Innovating creative content and leveraging AI 

Another area in which we will witness significant innovation is the creative content itself, including the use of highly gamified interactions. Again, computer vision and machine learning can be used to optimise the structure of an ad unit for the combination of interactions and creative objects that are most likely to engage a consumer or audience segment. 

These techniques are a significant step beyond traditional dynamic creative methods and open up major opportunities for advertisers and publishers to share unique insights, in both directions, about how the creative structure of a given ad variant performs with a certain publisher and across specific inventory. When combined with brand safety and within brand guidelines, these techniques are particularly powerful and will enable advertisers to steadily increase their creative intelligence repository. This library of attributes should ultimately form part of the brand valuation itself. For each brand, this data uniquely identifies which combinations of creative objects, text, sound, and interaction types will excite and engage consumers across products, markets, and media channels.

Redefining campaign performance measurement 

It is also clear that advertisers have to rethink how campaign performance is measured and focus on robust measures of attention and how these do or do not influence incremental sales. The Interactive Advertising Bureau (IAB) is making great strides in defining accepted measures of attention that will form a key part of the post-cookie advertising environment. Advertisers need to clearly define attention measurement criteria and the relationship between these, creative intelligence, and dynamic segmentation.
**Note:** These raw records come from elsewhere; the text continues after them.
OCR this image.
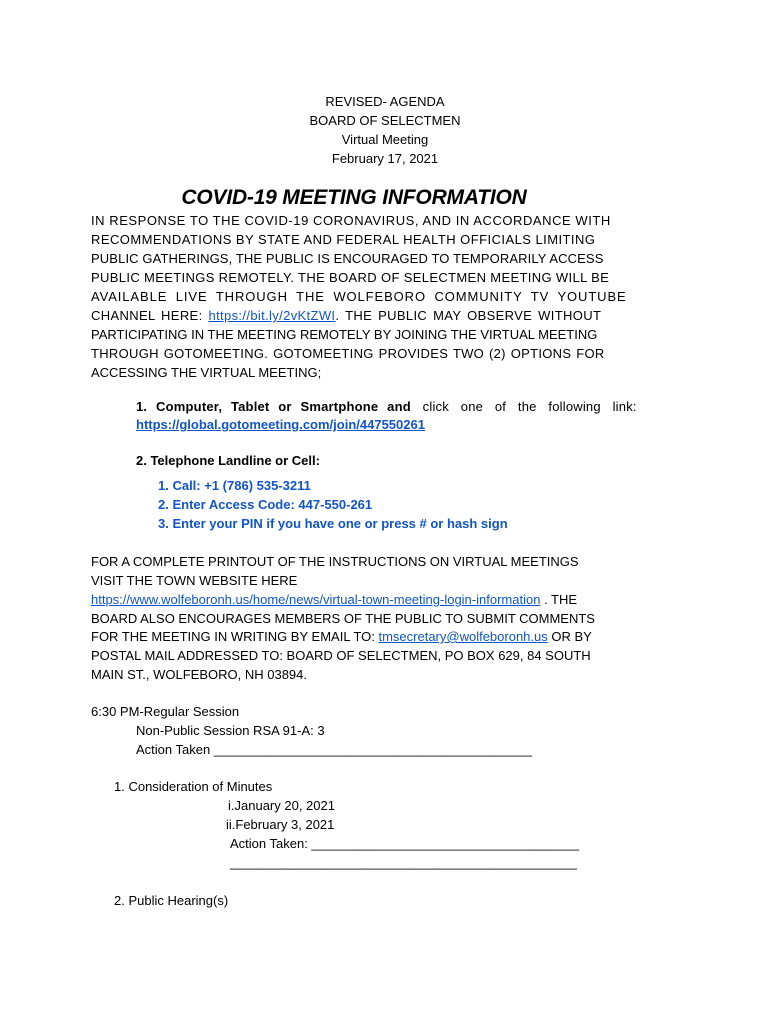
REVISED- AGENDA
BOARD OF SELECTMEN
Virtual Meeting
February 17, 2021
COVID-19 MEETING INFORMATION
IN RESPONSE TO THE COVID-19 CORONAVIRUS, AND IN ACCORDANCE WITH
RECOMMENDATIONS BY STATE AND FEDERAL HEALTH OFFICIALS LIMITING
PUBLIC GATHERINGS, THE PUBLIC IS ENCOURAGED TO TEMPORARILY ACCESS
PUBLIC MEETINGS REMOTELY. THE BOARD OF SELECTMEN MEETING WILL BE
AVAILABLE LIVE THROUGH THE WOLFEBORO COMMUNITY TV YOUTUBE
CHANNEL HERE: https://bit.ly/2vKtZWI. THE PUBLIC MAY OBSERVE WITHOUT
PARTICIPATING IN THE MEETING REMOTELY BY JOINING THE VIRTUAL MEETING
THROUGH GOTOMEETING. GOTOMEETING PROVIDES TWO (2) OPTIONS FOR
ACCESSING THE VIRTUAL MEETING;
1. Computer, Tablet or Smartphone and click one of the following link:
https://global.gotomeeting.com/join/447550261
2. Telephone Landline or Cell:
1. Call: +1 (786) 535-3211
2. Enter Access Code: 447-550-261
3. Enter your PIN if you have one or press # or hash sign
FOR A COMPLETE PRINTOUT OF THE INSTRUCTIONS ON VIRTUAL MEETINGS
VISIT THE TOWN WEBSITE HERE
https://www.wolfeboronh.us/home/news/virtual-town-meeting-login-information . THE
BOARD ALSO ENCOURAGES MEMBERS OF THE PUBLIC TO SUBMIT COMMENTS
FOR THE MEETING IN WRITING BY EMAIL TO: tmsecretary@wolfeboronh.us OR BY
POSTAL MAIL ADDRESSED TO: BOARD OF SELECTMEN, PO BOX 629, 84 SOUTH
MAIN ST., WOLFEBORO, NH 03894.
6:30 PM-Regular Session
Non-Public Session RSA 91-A: 3
Action Taken ____________________________________________
1. Consideration of Minutes
i.January 20, 2021
ii.February 3, 2021
Action Taken: _____________________________________
________________________________________________
2. Public Hearing(s)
Clearly, the dominant theme here is the application of AI. There are simply too many data points for humans and now for traditional statistical models to handle. This is particularly the case for the application of machine learning and computer vision methods to significantly enhance the relevance of the content presented to a consumer. While cookie deprecation is not the only driver of this innovation, one could argue that the successful adoption of such techniques in an integrated manner delivers on the promise of digital marketing that has always been present.